Map of settler deaths by location.
—Excellent! This map also helps show how widespread the hostile Dakota attacks were. 

The Lake Shetek Captives and the Fool Soldiers

 No comment. 

Depredation Claims

 The Sisseton and Wahpeton bands of Dakota or Sioux Indians acknowledge their dependence on the Government of the United States, and do hereby pledge and bind themselves to preserve friendly relations with the citizens thereof, and to commit no injuries or depredations on their persons or property, nor on those of the members of any other tribe; but in case of any such injury or depredation, full compensation shall, as far as practicable, be made therefor out of their moneys in the hands of the United States, the amount in all cases to be determined by the Secretary of the Interior.
Article 6, Sioux Treaty of 1858
—Incorrect and Disrespectful – A small number of the Sisseton and Wahpeton men went to war. The majority of the Mdewakanton men went to war. This Article was common to both 1851 Treaties. Citing it from the Sisseton and Wahpeton Treaty implies they were primarily responsible for the war.

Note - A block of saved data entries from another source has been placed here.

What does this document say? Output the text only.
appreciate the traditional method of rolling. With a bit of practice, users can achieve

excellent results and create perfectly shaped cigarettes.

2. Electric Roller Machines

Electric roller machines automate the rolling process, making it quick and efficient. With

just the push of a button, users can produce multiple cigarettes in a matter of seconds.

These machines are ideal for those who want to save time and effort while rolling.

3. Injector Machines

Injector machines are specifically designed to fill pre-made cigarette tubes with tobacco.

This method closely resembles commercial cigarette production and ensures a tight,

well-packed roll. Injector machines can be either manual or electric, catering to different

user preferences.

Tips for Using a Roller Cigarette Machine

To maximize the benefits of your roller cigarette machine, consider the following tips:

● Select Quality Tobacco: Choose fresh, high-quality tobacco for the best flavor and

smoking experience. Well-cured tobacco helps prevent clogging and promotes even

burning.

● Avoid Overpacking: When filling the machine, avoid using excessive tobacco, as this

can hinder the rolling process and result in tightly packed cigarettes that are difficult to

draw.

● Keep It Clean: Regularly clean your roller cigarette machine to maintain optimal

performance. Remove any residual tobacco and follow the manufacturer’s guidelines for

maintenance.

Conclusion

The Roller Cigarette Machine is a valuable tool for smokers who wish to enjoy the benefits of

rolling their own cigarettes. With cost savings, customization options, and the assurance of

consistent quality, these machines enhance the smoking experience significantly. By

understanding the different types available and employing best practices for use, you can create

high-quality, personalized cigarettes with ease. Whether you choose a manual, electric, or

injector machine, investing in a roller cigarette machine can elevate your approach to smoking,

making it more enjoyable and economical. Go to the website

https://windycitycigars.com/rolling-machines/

In the months following the war, a commission took on the overwhelming task of disbursing funds to settlers for their material losses. The same treaties that promised money to the Dakota in exchange for their lands also contained provisions for using these funds instead to compensate for war losses.
—Is this correct – did not Dakota farmers also receive compensation?
—Unbalanced – In the 1970s, Dakota descendants were paid for land and annuities taken in 1863.